Just so, Niko, Scott’s teacher, is inspiring and inspired. Having suffered a career-ending and undetailed neck injury, he finds his way out of yoga and spin classes—which he conducts with no small enthusiasm, by the way—by training Scott and traveling with him to matches. And when he determines that Scott is ready for a different sort of fighting, not only defense and losing, but also offense and maybe winning, he enlists the help of an offense expert (Mark DellaGrotte as “himself”). By the time he goes to Vegas to fight The Executioner, Scott has something like an entourage, a point underlined by a look-how-laidback-we-can-be scene in their hotel room, complete with food fight.
Here the movie reminds you that it’s a Happy Madison production, that is, a movie designed as fun for its makers, and if the rest of you want to (or can) feel that fun vibe, that’s cool too.

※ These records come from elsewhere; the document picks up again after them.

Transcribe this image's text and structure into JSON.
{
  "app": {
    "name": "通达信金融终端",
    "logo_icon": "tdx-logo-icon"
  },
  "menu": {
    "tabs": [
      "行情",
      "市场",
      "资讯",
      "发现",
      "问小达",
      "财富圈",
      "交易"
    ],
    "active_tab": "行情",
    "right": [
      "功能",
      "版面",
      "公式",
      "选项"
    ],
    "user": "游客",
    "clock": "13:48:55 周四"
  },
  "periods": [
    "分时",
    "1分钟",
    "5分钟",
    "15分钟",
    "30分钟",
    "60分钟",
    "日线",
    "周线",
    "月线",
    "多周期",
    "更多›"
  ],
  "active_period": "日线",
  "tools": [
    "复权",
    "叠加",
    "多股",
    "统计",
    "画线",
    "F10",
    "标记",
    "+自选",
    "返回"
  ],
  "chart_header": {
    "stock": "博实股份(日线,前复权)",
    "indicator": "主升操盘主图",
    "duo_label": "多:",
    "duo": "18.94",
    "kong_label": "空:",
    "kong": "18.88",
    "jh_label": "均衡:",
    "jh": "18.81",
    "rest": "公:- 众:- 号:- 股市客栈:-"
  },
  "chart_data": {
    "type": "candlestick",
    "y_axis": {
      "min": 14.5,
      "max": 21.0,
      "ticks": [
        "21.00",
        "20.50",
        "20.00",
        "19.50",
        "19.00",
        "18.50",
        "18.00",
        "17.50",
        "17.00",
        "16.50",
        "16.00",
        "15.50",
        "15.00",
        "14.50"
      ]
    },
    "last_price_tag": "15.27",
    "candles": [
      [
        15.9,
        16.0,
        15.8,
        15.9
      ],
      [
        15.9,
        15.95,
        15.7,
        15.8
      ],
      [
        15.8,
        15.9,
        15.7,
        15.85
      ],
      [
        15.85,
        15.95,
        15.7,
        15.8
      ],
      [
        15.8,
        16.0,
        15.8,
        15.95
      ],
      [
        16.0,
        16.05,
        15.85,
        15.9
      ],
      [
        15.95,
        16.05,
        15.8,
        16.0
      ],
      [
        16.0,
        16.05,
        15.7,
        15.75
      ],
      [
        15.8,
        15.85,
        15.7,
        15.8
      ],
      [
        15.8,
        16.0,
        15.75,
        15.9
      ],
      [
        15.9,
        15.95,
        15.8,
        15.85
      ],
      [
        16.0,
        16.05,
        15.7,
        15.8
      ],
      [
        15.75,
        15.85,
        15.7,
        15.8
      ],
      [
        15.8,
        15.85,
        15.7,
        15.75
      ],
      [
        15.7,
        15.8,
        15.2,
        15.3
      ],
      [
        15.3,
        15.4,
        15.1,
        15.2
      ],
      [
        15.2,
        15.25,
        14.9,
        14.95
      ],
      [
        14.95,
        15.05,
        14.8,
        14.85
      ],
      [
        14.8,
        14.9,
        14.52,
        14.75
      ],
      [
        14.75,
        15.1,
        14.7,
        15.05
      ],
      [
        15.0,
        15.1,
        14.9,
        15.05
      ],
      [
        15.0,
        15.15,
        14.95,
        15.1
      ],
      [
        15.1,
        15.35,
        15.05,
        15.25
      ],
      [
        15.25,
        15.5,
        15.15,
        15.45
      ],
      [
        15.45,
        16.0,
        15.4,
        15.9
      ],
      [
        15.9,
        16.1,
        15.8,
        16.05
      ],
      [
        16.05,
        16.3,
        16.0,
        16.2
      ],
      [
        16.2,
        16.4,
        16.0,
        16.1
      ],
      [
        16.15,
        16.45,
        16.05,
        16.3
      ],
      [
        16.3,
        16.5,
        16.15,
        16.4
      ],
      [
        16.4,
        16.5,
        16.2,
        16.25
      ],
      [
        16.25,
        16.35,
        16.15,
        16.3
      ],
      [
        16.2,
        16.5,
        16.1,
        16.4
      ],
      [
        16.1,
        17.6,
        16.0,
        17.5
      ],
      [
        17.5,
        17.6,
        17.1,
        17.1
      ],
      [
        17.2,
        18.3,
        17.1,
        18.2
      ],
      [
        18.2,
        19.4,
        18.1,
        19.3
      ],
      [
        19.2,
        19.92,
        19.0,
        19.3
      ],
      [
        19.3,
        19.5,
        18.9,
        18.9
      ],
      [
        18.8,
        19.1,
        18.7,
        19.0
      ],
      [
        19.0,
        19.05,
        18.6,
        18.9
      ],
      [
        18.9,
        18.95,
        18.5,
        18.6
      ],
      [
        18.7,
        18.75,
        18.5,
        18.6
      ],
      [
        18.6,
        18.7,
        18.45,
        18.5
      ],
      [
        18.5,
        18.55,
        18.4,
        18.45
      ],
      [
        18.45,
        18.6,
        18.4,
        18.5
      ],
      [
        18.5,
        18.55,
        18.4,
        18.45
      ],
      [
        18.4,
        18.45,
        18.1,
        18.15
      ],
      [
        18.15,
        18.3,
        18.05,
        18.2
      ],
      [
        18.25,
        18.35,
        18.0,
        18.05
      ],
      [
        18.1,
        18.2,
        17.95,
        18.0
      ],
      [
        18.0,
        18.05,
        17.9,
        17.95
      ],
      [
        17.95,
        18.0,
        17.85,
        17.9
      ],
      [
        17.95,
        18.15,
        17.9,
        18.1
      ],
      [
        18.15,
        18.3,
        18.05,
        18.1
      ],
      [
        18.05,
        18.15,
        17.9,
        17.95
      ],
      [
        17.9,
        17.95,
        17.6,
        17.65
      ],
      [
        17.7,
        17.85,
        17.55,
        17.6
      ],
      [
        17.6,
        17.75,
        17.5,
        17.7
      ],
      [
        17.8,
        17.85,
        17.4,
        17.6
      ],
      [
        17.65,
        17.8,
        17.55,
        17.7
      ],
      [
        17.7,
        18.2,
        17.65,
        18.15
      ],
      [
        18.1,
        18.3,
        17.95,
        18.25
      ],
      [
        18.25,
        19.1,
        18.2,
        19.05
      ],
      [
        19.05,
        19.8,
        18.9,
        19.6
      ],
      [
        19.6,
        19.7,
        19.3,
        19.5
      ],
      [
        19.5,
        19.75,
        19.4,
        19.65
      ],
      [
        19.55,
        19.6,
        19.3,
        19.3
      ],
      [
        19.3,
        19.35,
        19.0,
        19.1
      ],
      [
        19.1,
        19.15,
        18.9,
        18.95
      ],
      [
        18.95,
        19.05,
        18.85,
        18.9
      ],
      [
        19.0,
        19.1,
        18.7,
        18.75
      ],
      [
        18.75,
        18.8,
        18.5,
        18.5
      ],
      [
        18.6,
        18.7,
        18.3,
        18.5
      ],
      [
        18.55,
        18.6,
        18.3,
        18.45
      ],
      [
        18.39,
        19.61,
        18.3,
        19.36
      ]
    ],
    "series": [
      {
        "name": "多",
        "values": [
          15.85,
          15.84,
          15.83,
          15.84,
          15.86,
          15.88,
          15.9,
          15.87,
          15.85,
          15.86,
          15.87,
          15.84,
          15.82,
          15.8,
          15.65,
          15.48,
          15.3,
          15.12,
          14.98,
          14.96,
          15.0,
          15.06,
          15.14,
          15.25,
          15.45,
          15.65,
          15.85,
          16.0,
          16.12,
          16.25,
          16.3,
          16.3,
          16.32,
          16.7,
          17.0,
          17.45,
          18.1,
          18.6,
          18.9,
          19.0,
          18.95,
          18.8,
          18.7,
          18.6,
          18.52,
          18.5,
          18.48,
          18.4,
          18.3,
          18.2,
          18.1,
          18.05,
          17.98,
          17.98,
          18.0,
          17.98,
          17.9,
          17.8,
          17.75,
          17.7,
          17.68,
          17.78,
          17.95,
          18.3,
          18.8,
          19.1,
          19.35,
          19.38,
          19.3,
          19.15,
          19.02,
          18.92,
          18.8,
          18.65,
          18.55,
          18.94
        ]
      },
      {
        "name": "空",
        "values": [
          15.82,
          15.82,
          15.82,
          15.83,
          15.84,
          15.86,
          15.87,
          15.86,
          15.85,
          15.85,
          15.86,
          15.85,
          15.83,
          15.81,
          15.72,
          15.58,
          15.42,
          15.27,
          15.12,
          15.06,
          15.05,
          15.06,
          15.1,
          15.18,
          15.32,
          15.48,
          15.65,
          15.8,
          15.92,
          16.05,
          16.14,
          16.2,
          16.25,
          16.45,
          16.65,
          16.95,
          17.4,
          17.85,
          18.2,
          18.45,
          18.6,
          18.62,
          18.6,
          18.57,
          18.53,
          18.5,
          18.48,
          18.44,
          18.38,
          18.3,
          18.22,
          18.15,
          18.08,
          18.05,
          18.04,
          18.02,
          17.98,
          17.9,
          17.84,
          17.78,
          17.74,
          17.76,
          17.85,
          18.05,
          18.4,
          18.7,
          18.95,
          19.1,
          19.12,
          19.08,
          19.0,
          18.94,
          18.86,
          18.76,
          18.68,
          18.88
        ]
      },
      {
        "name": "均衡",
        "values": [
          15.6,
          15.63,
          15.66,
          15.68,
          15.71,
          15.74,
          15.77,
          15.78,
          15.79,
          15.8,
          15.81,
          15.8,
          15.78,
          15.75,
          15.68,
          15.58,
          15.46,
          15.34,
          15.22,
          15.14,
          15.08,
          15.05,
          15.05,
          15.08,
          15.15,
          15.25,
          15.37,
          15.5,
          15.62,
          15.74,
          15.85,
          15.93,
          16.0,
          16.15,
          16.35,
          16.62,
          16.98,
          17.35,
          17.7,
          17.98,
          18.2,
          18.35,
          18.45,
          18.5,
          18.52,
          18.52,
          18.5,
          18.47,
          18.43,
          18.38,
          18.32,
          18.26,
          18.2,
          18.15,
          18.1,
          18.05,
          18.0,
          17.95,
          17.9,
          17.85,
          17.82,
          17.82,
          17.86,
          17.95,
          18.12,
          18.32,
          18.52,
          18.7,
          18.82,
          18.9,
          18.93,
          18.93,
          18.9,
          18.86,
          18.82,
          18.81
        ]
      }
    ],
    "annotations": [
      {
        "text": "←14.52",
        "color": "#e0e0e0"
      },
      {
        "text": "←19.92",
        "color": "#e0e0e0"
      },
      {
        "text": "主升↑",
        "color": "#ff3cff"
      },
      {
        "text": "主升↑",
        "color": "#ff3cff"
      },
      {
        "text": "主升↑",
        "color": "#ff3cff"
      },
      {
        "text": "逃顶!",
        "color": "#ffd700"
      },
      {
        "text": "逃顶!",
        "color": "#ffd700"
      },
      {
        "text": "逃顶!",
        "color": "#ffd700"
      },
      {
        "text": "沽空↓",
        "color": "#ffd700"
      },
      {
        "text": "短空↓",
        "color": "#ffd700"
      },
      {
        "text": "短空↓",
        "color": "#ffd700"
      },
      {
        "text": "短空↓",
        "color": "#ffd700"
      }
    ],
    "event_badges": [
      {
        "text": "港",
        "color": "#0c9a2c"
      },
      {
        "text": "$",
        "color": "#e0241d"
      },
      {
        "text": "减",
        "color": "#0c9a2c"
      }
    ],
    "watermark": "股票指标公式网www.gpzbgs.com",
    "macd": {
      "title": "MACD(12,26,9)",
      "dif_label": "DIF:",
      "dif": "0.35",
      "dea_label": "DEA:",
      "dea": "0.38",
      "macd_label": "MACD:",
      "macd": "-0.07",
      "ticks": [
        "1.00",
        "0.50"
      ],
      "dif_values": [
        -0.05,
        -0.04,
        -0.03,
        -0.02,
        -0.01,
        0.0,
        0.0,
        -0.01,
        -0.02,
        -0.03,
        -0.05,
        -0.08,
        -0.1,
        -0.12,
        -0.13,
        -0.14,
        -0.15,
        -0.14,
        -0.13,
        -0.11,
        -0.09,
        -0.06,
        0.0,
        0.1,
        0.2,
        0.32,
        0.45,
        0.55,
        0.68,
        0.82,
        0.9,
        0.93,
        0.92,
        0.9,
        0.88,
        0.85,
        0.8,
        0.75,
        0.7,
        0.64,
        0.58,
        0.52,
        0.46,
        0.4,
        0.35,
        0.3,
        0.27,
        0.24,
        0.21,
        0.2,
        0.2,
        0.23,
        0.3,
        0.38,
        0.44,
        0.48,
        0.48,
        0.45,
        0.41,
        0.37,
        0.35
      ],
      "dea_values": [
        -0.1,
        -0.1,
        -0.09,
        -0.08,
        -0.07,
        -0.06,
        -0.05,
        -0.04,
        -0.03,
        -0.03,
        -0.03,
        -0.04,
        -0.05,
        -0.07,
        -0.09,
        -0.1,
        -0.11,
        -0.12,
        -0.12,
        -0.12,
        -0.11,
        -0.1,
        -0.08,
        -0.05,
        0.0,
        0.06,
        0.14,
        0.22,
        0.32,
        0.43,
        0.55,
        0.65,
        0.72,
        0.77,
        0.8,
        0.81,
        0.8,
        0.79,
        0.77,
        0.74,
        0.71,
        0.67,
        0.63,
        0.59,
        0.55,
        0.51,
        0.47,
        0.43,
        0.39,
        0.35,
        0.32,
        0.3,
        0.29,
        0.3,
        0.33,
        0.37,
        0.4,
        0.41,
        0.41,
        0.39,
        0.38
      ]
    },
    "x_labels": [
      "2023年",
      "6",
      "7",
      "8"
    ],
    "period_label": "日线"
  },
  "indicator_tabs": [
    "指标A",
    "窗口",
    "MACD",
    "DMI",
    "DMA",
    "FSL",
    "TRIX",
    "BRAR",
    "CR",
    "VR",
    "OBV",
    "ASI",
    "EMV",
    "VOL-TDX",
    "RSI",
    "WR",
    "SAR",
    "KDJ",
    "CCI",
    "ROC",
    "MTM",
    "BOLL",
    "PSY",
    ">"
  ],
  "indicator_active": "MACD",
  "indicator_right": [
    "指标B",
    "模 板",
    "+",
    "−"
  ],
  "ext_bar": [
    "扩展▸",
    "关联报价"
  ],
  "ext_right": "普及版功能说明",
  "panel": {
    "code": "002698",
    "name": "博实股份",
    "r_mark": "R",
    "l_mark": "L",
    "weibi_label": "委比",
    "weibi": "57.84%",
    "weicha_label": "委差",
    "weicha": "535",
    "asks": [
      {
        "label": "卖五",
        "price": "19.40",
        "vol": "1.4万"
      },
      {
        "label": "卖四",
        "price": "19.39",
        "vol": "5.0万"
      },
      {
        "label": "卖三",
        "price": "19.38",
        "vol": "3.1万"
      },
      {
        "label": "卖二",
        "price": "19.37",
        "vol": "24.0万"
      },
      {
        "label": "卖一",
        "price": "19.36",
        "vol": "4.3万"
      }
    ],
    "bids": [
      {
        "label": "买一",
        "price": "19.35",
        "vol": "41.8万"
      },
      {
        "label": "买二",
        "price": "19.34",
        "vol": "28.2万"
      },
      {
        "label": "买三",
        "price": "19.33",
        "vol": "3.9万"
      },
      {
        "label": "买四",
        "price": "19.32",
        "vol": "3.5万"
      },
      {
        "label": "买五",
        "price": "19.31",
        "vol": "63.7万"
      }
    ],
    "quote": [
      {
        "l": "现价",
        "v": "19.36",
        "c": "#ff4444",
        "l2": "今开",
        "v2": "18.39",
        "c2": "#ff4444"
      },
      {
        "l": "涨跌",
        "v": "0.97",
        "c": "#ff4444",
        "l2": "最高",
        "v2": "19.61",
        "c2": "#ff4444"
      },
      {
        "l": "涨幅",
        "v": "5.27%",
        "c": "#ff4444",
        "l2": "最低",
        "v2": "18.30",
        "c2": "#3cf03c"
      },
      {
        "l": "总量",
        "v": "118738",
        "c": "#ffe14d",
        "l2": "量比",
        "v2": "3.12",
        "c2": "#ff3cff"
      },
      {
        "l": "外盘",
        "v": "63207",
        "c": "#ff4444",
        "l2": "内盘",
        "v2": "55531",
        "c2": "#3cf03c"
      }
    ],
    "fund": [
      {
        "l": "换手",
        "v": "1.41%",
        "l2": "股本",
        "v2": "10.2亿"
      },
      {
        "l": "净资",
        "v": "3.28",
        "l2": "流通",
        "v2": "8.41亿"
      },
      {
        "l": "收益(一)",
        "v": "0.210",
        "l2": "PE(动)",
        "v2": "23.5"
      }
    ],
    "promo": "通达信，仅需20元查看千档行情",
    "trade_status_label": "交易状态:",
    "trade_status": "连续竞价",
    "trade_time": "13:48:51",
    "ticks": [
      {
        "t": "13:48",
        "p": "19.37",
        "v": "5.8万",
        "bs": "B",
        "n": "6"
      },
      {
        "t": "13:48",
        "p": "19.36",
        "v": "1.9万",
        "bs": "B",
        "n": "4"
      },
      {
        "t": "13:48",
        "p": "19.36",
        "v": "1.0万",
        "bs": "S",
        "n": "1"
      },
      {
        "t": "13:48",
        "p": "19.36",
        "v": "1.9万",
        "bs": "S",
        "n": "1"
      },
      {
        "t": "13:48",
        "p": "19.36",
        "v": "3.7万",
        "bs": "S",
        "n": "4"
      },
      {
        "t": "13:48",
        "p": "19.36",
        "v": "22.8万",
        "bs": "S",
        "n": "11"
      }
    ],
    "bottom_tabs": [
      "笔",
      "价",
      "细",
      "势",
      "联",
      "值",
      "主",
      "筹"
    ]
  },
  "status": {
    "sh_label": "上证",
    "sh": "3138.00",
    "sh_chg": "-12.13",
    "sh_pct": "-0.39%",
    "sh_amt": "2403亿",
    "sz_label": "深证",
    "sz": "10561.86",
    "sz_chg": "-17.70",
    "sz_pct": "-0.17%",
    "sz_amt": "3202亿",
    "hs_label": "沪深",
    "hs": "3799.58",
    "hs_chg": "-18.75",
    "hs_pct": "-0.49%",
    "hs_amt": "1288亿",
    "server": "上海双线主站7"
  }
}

It’s not a terrible way to approach the business of moviemaking, which can be stressful and hard and still not yield a movie that’s at all inspired or inspiring. But it’s also become a hallmark of the Happy Madison brand, partly rejecting movie conventions but also partly absorbing and exploiting them.
This involves much sleight of hand, sloppy and duller by the minutel. While his brother (Gary Valentine) provides plenty of evidence that marriage is a hellish pit of disappointment and mutual resentment, Scott persists in his pursuit of Bella (Salma Hayek), the school nurse conveniently in place to apply antiseptic and bandage his cuts. And while the school continues to cut classes and activities, the students and Scott and Marty’s colleagues—and even the principal—are turned into eager, loud fans of the MMA as an alternative funding source. They don’t look inspired here, or inspiring. They look like they’re just cheering for the beatdown.